February 23, 2021 Practice Points

A New Nine Percent Prejudgment Interest

Illinois legislature passes bill that may lead claimants to shop its plaintiff-friendly jurisdictions.

By Michael T. Baier

The Illinois General Assembly passed a bill on January 13, 2021, amending the state’s interest statute for all tort actions seeking recovery for personal injury and wrongful death to include 9 percent prejudgment interest. (HB 3360; amending 735 ILCS 5/2-1303). Prior to the proposed amendment, the statute only applied to postjudgment interest. As of this writing, the bill has not yet been signed into law. The bill will automatically become law on April 5, 2021, if the governor does not take action (signing or vetoing) beforehand, and efforts by the bill’s opponents on the defense side to secure the governor’s veto are not expected to succeed.

The bill is considered controversial due to its high rate, atypical application compared to other states’ laws, and practical effects that incentivize delayed litigation.

First, the 9 percent interest rate on personal injury verdicts is among the highest in the nation, especially when added to the 9 percent post-judgment interest that currently exists. It also applies to “all damages set forth in the judgment,” opposed to just liquidated and calculable damages.

Second, the application of the law from a pre-litigation accrual date is drawing criticism.
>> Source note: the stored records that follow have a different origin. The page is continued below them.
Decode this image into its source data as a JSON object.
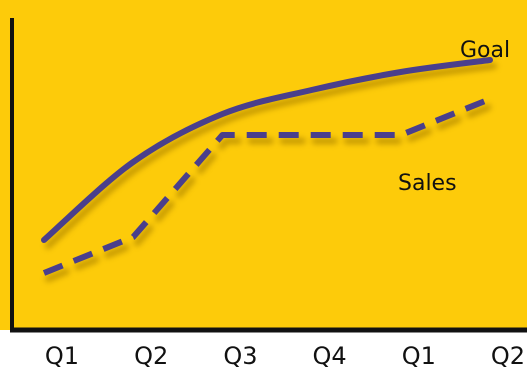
{
  "chart_data": {
    "type": "line",
    "categories": [
      "Q1",
      "Q2",
      "Q3",
      "Q4",
      "Q1",
      "Q2"
    ],
    "series": [
      {
        "name": "Goal",
        "style": "solid",
        "values": [
          20,
          46,
          62,
          70,
          76,
          80
        ]
      },
      {
        "name": "Sales",
        "style": "dashed",
        "values": [
          9,
          21,
          55,
          55,
          55,
          67
        ]
      }
    ],
    "ylim": [
      0,
      100
    ],
    "title": "",
    "xlabel": "",
    "ylabel": "",
    "grid": false,
    "legend": "inline labels"
  },
  "colors": {
    "plot_background": "#FDCB0A",
    "line": "#4A3F8C",
    "axis": "#111111",
    "shadow": "#B98F00"
  }
}
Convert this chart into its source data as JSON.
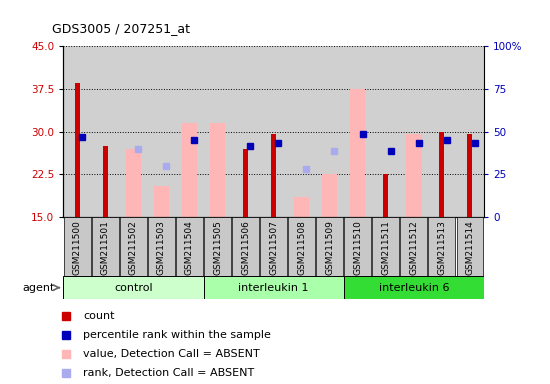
{
  "title": "GDS3005 / 207251_at",
  "samples": [
    "GSM211500",
    "GSM211501",
    "GSM211502",
    "GSM211503",
    "GSM211504",
    "GSM211505",
    "GSM211506",
    "GSM211507",
    "GSM211508",
    "GSM211509",
    "GSM211510",
    "GSM211511",
    "GSM211512",
    "GSM211513",
    "GSM211514"
  ],
  "group_configs": [
    {
      "name": "control",
      "indices": [
        0,
        1,
        2,
        3,
        4
      ],
      "color": "#ccffcc"
    },
    {
      "name": "interleukin 1",
      "indices": [
        5,
        6,
        7,
        8,
        9
      ],
      "color": "#aaffaa"
    },
    {
      "name": "interleukin 6",
      "indices": [
        10,
        11,
        12,
        13,
        14
      ],
      "color": "#33dd33"
    }
  ],
  "red_bars": [
    38.5,
    27.5,
    null,
    null,
    null,
    null,
    27.0,
    29.5,
    null,
    null,
    null,
    22.5,
    null,
    30.0,
    29.5
  ],
  "pink_bars": [
    null,
    null,
    27.0,
    20.5,
    31.5,
    31.5,
    null,
    null,
    18.5,
    22.5,
    37.5,
    null,
    29.5,
    null,
    null
  ],
  "blue_squares": [
    29.0,
    null,
    null,
    null,
    28.5,
    null,
    27.5,
    28.0,
    null,
    null,
    29.5,
    26.5,
    28.0,
    28.5,
    28.0
  ],
  "lav_squares": [
    null,
    null,
    27.0,
    24.0,
    null,
    null,
    null,
    null,
    23.5,
    26.5,
    null,
    null,
    null,
    null,
    null
  ],
  "ymin": 15,
  "ymax": 45,
  "yticks_left": [
    15,
    22.5,
    30,
    37.5,
    45
  ],
  "yticks_right_pos": [
    15,
    22.5,
    30,
    37.5,
    45
  ],
  "yticks_right_labels": [
    "0",
    "25",
    "50",
    "75",
    "100%"
  ],
  "red_color": "#cc0000",
  "pink_color": "#ffb6b6",
  "blue_color": "#0000bb",
  "lav_color": "#aaaaee",
  "plot_bg": "#d0d0d0",
  "tick_bg": "#c0c0c0",
  "agent_label": "agent",
  "legend_items": [
    {
      "color": "#cc0000",
      "label": "count"
    },
    {
      "color": "#0000bb",
      "label": "percentile rank within the sample"
    },
    {
      "color": "#ffb6b6",
      "label": "value, Detection Call = ABSENT"
    },
    {
      "color": "#aaaaee",
      "label": "rank, Detection Call = ABSENT"
    }
  ]
}
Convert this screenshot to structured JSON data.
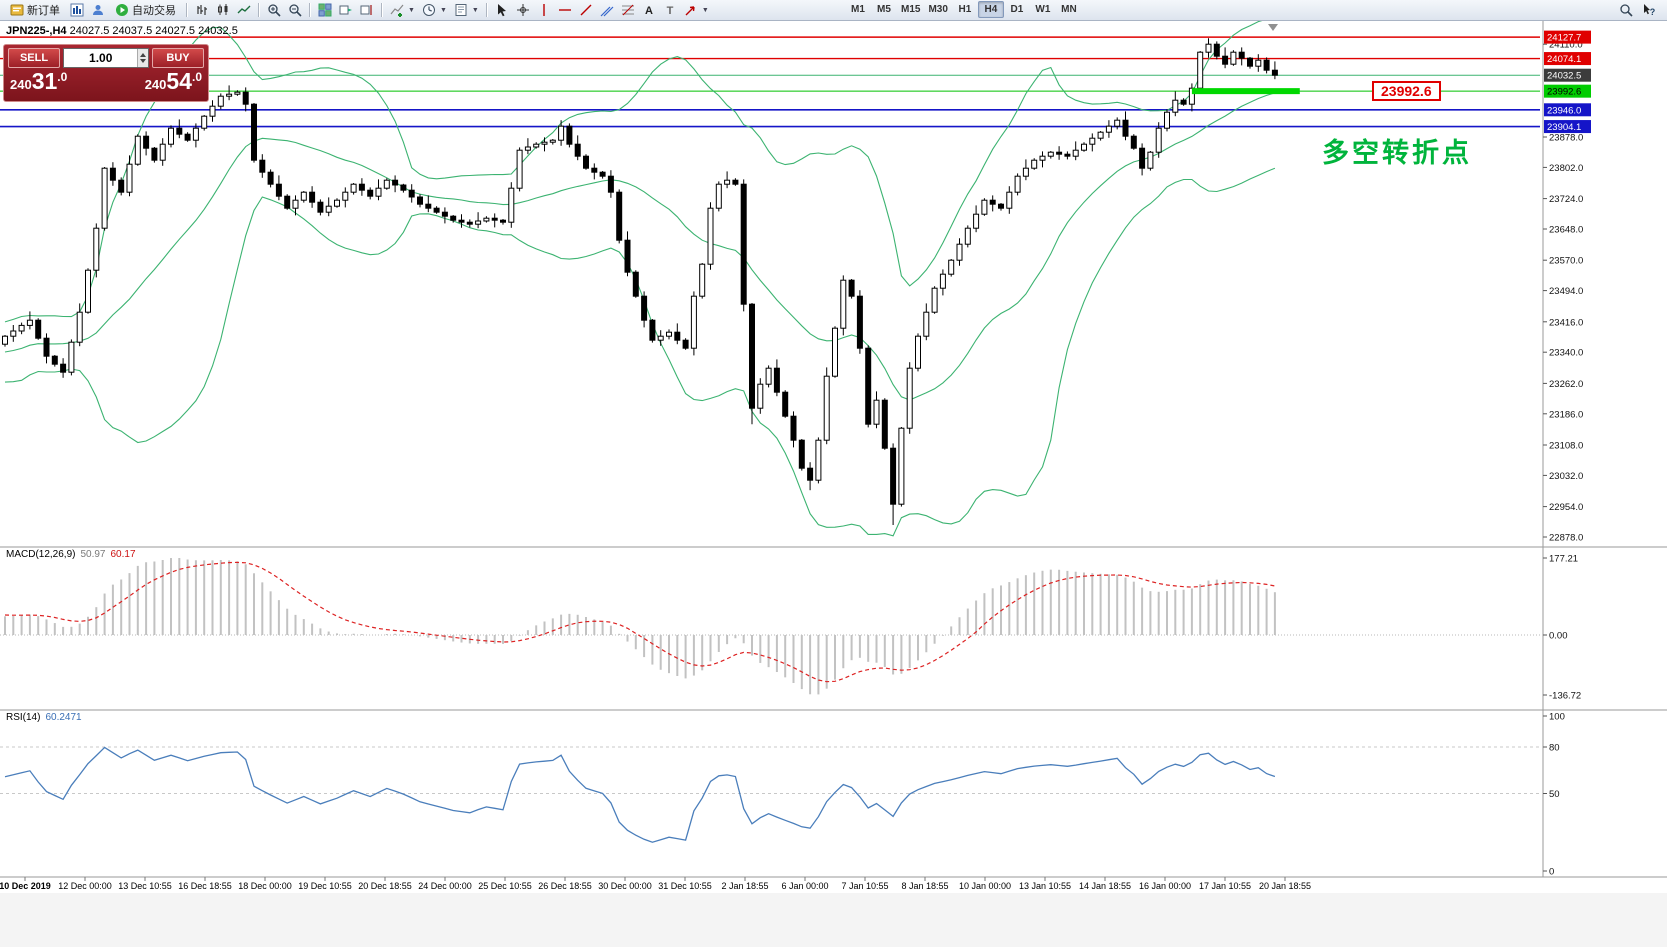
{
  "toolbar": {
    "new_order_label": "新订单",
    "autotrading_label": "自动交易",
    "timeframes": [
      "M1",
      "M5",
      "M15",
      "M30",
      "H1",
      "H4",
      "D1",
      "W1",
      "MN"
    ],
    "active_timeframe": "H4"
  },
  "chart_info": {
    "symbol_period": "JPN225-,H4",
    "ohlc": "24027.5 24037.5 24027.5 24032.5"
  },
  "trade_panel": {
    "sell_label": "SELL",
    "buy_label": "BUY",
    "volume": "1.00",
    "sell_price": "24031.0",
    "buy_price": "24054.0"
  },
  "annotation": {
    "text": "多空转折点",
    "color": "#00b43c"
  },
  "price_flag": {
    "text": "23992.6",
    "color": "#e00000"
  },
  "indicator_labels": {
    "macd_name": "MACD(12,26,9)",
    "macd_value": "50.97",
    "macd_signal": "60.17",
    "rsi_name": "RSI(14)",
    "rsi_value": "60.2471"
  },
  "chart_data": {
    "type": "candlestick",
    "symbol": "JPN225-",
    "period": "H4",
    "ohlc_display": {
      "open": "24027.5",
      "high": "24037.5",
      "low": "24027.5",
      "close": "24032.5"
    },
    "colors": {
      "up": "#ffffff",
      "down": "#000000",
      "wick": "#000000",
      "bollinger": "#3cb371",
      "macd_hist": "#c2c2c2",
      "macd_signal": "#dd2222",
      "rsi": "#4a7ebb",
      "segment": "#00d800"
    },
    "history_closes": [
      23180,
      23220,
      23260,
      23230,
      23190,
      23240,
      23280,
      23320,
      23300,
      23260,
      23300,
      23340,
      23310,
      23280,
      23320,
      23360,
      23400,
      23380,
      23350,
      23320,
      23360,
      23400,
      23370,
      23340,
      23360,
      23360
    ],
    "closes": [
      23380,
      23393,
      23407,
      23420,
      23375,
      23330,
      23310,
      23290,
      23365,
      23440,
      23545,
      23650,
      23800,
      23770,
      23740,
      23810,
      23880,
      23850,
      23820,
      23860,
      23900,
      23885,
      23870,
      23900,
      23930,
      23955,
      23980,
      23985,
      23990,
      23960,
      23820,
      23790,
      23760,
      23730,
      23700,
      23720,
      23740,
      23715,
      23690,
      23705,
      23720,
      23740,
      23760,
      23745,
      23730,
      23750,
      23770,
      23758,
      23745,
      23728,
      23710,
      23700,
      23690,
      23680,
      23670,
      23665,
      23660,
      23668,
      23675,
      23670,
      23665,
      23750,
      23845,
      23853,
      23860,
      23865,
      23870,
      23905,
      23860,
      23830,
      23800,
      23790,
      23780,
      23740,
      23620,
      23540,
      23480,
      23420,
      23370,
      23380,
      23390,
      23370,
      23350,
      23480,
      23560,
      23700,
      23760,
      23770,
      23760,
      23460,
      23200,
      23260,
      23300,
      23240,
      23180,
      23120,
      23050,
      23020,
      23120,
      23280,
      23400,
      23520,
      23480,
      23350,
      23160,
      23220,
      23100,
      22960,
      23150,
      23300,
      23380,
      23440,
      23500,
      23535,
      23570,
      23610,
      23650,
      23685,
      23720,
      23710,
      23700,
      23740,
      23780,
      23800,
      23820,
      23830,
      23840,
      23835,
      23830,
      23845,
      23860,
      23875,
      23890,
      23905,
      23920,
      23880,
      23850,
      23800,
      23840,
      23900,
      23940,
      23970,
      23960,
      24000,
      24090,
      24110,
      24080,
      24060,
      24090,
      24075,
      24055,
      24070,
      24045,
      24032.5
    ],
    "low_overrides": {
      "90": 23160,
      "97": 22995,
      "107": 22908
    },
    "indicators": {
      "bollinger": {
        "period": 20,
        "deviation": 2
      },
      "macd": {
        "label": "MACD(12,26,9)",
        "fast": 12,
        "slow": 26,
        "signal": 9,
        "value": "50.97",
        "signal_value": "60.17",
        "scale_max": "177.21",
        "scale_zero": "0.00",
        "scale_min": "-136.72"
      },
      "rsi": {
        "label": "RSI(14)",
        "period": 14,
        "value": "60.2471",
        "levels": [
          80,
          50
        ],
        "scale_labels": [
          "100",
          "80",
          "50",
          "0"
        ]
      }
    },
    "h_lines": [
      {
        "price": 24127.7,
        "color": "#e00000",
        "width": 1.4
      },
      {
        "price": 24074.1,
        "color": "#e00000",
        "width": 1.4
      },
      {
        "price": 24032.5,
        "color": "#3cb371",
        "width": 1
      },
      {
        "price": 23992.6,
        "color": "#00c000",
        "width": 1
      },
      {
        "price": 23946.0,
        "color": "#1515c8",
        "width": 1.6
      },
      {
        "price": 23904.1,
        "color": "#1515c8",
        "width": 1.6
      }
    ],
    "trend_segment": {
      "price": 23992.6,
      "x1_bar": 143,
      "x2_bar": 156,
      "width": 6
    },
    "price_axis": {
      "ticks": [
        "24110.0",
        "23878.0",
        "23802.0",
        "23724.0",
        "23648.0",
        "23570.0",
        "23494.0",
        "23416.0",
        "23340.0",
        "23262.0",
        "23186.0",
        "23108.0",
        "23032.0",
        "22954.0",
        "22878.0"
      ],
      "badges": [
        {
          "text": "24127.7",
          "bg": "#e00000",
          "fg": "#ffffff"
        },
        {
          "text": "24074.1",
          "bg": "#e00000",
          "fg": "#ffffff"
        },
        {
          "text": "24032.5",
          "bg": "#3c3c3c",
          "fg": "#ffffff"
        },
        {
          "text": "23992.6",
          "bg": "#00cc00",
          "fg": "#000000"
        },
        {
          "text": "23946.0",
          "bg": "#1515c8",
          "fg": "#ffffff"
        },
        {
          "text": "23904.1",
          "bg": "#1515c8",
          "fg": "#ffffff"
        }
      ]
    },
    "time_axis": [
      "10 Dec 2019",
      "12 Dec 00:00",
      "13 Dec 10:55",
      "16 Dec 18:55",
      "18 Dec 00:00",
      "19 Dec 10:55",
      "20 Dec 18:55",
      "24 Dec 00:00",
      "25 Dec 10:55",
      "26 Dec 18:55",
      "30 Dec 00:00",
      "31 Dec 10:55",
      "2 Jan 18:55",
      "6 Jan 00:00",
      "7 Jan 10:55",
      "8 Jan 18:55",
      "10 Jan 00:00",
      "13 Jan 10:55",
      "14 Jan 18:55",
      "16 Jan 00:00",
      "17 Jan 10:55",
      "20 Jan 18:55"
    ]
  }
}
The bill states, “Prejudgment interest shall begin to accrue on the date the defendant has notice of the injury from the incident itself or written notice.” Accordingly, interest accrues from, for example, the date of a workplace injury or notice of alleged product defect without any lawsuit or allegation of liability. This accrual precedes other jurisdictions applying prejudgment interest upon filing of the complaint or a bona fide settlement offer.

Third, arguments that the bill would speed litigation or induce settlement is mistaken. Because prejudgment interest begins to accrue from the date of the incident or notice, future claimants may be incentivized to delay filing to the end of the applicable statute of limitations, as a 9 percent rate of return exceeds what the market would potentially deliver. For example, waiting until the end of the two-year limitation period for personal injury cases would yield an additional 18 percent return (9 percent multiplied by 2) on the date of judgment.
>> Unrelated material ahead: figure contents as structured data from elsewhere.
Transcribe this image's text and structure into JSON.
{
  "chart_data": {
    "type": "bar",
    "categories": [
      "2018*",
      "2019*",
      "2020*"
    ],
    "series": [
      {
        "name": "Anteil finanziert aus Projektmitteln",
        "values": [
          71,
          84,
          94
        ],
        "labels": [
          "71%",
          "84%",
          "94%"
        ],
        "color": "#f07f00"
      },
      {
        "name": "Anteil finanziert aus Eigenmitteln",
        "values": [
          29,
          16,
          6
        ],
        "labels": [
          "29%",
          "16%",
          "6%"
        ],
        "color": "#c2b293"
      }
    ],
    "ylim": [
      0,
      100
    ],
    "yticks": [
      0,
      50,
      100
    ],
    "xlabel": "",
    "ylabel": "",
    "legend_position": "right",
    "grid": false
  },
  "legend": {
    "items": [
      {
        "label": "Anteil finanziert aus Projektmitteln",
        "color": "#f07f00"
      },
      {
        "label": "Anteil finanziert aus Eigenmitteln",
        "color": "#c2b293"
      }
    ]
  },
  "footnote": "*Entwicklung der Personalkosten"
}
Also, the bill may not actually induce settlement. Personal injury cases routinely involve complex issues that need to be explored before settlement is even considered. Unlike other jurisdictions, Illinois’ prejudgment interest bill accrues interest from the date of the “incident itself,” rather than seeking to encourage settlement by requiring plaintiffs to make a realistic settlement offer before interest accrues. In Connecticut, for example, prejudgment interest is only available following a formal “offer of compromise” that is filed with the court. Only if the offer is rejected, and plaintiff recovers an “amount equal to or greater than . . . plaintiff’s offer of comprise,” will the court allow prejudgment interest to accrue from the filing of the complaint. See, CT Gen Stat § 52-192(a) (2012). Other jurisdictions have similar statutes, allowing cases to develop and forcing meaningful settlement discussions before prejudgment interest accrues. Plaintiffs in these states cannot begin collecting prejudgment interest by simply giving notice pre-suit, and defendants are given time to analyze the merits and an incentive to settle to avoid additional interest with an adverse verdict exceeding the proposed settlement. Illinois’ bill has no similar provision to encourage early resolution. Thus, there is little or no added incentive for the parties to engage in meaningful settlement discussions.

Key Takeaways:

  • If passed, Illinois will include 9 percent prejudgment interest on all personal injury actions, effective immediately.
  • Interest will begin to accrue on the date of the incident or notice of the incident, regardless of any potential or allegation of liability.
  • Advocates from the plaintiffs’ bar claim this law is necessary to speed litigation and encourage settlement.
  • The practical effects of the bill’s automatic accrual, however, incentivize delayed filing and do not require bona fide settlement discussions.
  • This law may encourage Illinois forum-shopping to the detriment of manufacturers, developers, medical providers, and other defendants, without delivering any offsetting benefits to the judicial system. 

Michael T. Baier is an associate at Greenberg Traurig, LLP, in Chicago, Illinois.